There are also sometimes hacks that aren't hacks because as in the case of some forum the forum wasn't hacked but the old admin had copied all the information of the members and placed it online. It is maybe not a hack but it is a leak and as such it stays a big problem.
So the information we publish here are possible leaks. Something some services need to check out and if it ain't a leak than it was worth testing it because if it would be a real leak than there would be a lot of trouble and work.
that is why training is so important and that has to be according to scenario's because attacks follow a complicated scenario's in which there are several different aspects that in case of discovery or breach have to be treated at the same time and of which some have to be visible to the attacker and others don't because it is all a mindgame in the first place (chess)

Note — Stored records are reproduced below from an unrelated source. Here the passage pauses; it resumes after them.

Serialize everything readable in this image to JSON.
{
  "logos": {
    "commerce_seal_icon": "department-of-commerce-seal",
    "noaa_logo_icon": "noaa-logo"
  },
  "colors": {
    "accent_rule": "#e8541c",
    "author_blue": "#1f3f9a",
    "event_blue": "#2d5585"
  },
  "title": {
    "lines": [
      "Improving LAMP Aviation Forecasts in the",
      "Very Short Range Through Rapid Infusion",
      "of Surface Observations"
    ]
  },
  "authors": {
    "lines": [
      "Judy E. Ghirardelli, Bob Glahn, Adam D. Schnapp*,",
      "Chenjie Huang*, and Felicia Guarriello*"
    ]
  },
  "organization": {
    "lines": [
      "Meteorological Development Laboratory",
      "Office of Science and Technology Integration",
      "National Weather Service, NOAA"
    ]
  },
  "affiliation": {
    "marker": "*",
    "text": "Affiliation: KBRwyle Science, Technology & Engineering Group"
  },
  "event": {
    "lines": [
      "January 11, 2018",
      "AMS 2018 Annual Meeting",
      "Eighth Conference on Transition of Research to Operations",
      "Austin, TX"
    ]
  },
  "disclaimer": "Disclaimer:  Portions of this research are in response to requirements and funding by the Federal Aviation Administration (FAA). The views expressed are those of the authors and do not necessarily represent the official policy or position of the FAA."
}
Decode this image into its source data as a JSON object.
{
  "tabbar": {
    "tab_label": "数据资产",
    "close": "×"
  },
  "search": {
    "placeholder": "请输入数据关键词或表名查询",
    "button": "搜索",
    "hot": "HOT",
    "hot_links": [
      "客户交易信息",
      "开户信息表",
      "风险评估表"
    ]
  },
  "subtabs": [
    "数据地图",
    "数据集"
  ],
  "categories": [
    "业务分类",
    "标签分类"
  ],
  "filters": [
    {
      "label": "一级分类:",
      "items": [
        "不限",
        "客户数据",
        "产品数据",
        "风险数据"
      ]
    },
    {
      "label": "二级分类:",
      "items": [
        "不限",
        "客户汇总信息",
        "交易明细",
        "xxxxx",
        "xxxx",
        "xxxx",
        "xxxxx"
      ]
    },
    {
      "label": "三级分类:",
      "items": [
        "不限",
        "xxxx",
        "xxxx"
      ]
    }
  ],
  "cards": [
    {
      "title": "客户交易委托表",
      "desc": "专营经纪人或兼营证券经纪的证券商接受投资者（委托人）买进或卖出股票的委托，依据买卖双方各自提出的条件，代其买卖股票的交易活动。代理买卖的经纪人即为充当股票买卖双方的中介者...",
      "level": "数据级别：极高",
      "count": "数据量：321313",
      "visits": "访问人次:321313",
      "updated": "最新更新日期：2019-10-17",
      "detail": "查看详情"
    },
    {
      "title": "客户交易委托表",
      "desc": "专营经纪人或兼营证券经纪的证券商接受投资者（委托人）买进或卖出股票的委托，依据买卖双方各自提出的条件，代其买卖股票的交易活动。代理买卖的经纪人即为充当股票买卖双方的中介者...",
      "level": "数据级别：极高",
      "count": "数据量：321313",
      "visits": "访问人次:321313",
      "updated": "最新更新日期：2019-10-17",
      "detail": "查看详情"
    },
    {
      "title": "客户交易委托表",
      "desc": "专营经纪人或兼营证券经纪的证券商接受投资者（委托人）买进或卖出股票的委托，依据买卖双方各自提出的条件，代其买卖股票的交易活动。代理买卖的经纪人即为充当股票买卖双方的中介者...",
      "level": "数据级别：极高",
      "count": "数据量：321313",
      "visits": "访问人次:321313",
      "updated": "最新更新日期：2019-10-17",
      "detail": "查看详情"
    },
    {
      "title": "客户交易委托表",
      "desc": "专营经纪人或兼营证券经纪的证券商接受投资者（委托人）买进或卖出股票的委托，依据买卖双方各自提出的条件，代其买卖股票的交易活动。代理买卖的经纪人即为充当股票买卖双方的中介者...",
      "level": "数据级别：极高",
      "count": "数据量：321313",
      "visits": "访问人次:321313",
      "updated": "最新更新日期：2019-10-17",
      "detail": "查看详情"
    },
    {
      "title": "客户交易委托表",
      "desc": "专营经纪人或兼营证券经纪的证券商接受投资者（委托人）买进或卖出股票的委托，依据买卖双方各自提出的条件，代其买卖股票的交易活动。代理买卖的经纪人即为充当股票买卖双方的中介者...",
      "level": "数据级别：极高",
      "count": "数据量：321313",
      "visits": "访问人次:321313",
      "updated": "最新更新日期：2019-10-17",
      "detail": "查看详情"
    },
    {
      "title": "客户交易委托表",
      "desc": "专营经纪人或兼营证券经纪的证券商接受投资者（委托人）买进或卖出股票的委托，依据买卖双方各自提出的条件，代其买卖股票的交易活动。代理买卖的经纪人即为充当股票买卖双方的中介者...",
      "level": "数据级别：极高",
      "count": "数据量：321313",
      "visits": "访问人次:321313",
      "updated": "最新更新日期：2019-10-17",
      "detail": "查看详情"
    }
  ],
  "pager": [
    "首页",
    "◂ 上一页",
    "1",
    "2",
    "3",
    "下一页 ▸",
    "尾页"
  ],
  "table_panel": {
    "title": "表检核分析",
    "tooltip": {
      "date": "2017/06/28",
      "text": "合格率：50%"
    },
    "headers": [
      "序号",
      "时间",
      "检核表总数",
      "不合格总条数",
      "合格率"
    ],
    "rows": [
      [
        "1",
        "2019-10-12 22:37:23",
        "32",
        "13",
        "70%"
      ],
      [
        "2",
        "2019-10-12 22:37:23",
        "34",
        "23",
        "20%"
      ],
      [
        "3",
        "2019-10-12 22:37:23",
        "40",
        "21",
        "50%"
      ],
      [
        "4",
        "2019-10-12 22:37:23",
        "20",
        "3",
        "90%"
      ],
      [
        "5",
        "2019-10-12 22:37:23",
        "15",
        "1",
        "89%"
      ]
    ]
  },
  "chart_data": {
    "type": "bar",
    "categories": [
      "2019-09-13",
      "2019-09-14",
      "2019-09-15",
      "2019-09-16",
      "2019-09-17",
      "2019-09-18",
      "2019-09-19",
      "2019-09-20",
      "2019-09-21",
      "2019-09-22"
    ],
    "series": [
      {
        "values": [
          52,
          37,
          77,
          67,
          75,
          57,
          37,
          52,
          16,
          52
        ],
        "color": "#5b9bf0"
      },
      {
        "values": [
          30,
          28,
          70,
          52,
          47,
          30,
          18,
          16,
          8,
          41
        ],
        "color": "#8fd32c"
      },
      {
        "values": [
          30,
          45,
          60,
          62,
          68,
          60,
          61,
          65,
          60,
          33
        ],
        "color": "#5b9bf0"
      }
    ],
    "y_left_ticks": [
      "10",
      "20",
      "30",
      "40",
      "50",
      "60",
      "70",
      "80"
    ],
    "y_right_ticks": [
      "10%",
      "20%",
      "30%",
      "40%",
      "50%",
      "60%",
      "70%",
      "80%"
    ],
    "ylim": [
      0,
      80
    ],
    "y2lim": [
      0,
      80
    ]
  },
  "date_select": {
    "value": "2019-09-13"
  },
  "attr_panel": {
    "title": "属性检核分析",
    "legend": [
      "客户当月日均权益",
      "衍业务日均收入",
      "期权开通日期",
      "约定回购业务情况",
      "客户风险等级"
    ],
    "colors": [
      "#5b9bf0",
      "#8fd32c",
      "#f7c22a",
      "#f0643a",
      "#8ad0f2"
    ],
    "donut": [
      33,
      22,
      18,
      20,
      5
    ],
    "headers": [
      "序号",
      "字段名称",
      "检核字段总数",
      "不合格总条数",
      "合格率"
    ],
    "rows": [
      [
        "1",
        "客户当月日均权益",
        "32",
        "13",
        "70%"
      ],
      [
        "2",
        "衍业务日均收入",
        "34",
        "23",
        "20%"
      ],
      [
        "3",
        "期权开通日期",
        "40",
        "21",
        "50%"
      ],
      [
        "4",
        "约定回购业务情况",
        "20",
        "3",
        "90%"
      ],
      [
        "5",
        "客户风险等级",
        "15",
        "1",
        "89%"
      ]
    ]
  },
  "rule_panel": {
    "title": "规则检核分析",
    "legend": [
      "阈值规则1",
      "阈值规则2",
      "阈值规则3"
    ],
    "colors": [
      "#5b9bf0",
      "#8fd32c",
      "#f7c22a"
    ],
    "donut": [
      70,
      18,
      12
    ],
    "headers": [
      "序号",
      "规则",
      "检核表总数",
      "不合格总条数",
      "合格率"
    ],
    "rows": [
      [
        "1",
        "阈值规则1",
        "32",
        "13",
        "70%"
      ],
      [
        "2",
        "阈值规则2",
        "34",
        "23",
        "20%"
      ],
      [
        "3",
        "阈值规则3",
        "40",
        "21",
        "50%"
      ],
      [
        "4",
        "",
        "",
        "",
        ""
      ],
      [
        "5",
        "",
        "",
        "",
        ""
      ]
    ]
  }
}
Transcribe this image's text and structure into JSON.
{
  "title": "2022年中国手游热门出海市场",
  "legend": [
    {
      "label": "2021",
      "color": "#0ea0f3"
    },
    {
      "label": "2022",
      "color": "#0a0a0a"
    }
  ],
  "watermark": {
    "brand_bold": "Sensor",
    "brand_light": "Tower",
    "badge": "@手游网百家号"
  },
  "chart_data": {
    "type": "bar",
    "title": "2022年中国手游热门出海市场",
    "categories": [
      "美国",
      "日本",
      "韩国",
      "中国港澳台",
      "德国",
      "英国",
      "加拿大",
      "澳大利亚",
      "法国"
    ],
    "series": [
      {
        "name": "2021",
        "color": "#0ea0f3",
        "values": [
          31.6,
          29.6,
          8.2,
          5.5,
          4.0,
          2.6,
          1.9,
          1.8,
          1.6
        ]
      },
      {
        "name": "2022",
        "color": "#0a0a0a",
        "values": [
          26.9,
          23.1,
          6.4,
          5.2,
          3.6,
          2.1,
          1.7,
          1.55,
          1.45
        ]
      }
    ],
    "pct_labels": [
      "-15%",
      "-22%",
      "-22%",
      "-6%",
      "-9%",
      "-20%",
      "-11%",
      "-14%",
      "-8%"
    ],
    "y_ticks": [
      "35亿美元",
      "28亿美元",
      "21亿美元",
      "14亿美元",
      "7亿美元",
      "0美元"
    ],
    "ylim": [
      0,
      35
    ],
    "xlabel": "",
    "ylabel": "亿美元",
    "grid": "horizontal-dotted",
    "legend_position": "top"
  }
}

the reason is that it isn't seperated from the more overal discussion about information sharing with the intelligence and securityservices and as such is part of the global discussion about surveillance, democracy and what is a security threat
these things are much clearer in cybersecurity and it is necessary that such discussions and agreements are seperate from discussions about terrorism, subversion and surveillance
they should talk about ddos, hacking attemps, botnets, phishing attacks and so on
On information sharing, Representatives Rogers and Ruppersberger pushed for passage in the lame-duck session of a bill to permit sharing of cyber threat information between the private sector and the government. Rogers and Ruppersberger’s bill on the issue, the Cyber Threat Information Sharing & Protection Act (“CISPA”), passed the House in April 2013, but drew a veto threat from the White House and generated broad public opposition due to privacy concerns about the businesses providing Internet users’ information to the government. A Senate information sharing bill, the Cybersecurity Information Sharing Act, has prompted similar concerns. Proponents of cyber threat information sharing see it as crucial to facilitating increased security for U.S. systems and networks, but such information sharing has been pulled into the broader debate about surveillance reform and the flow of information to the intelligence community. The failure of the USA FREEDOM Act earlier this week substantially dims the chances for information sharing legislation until the new Congress.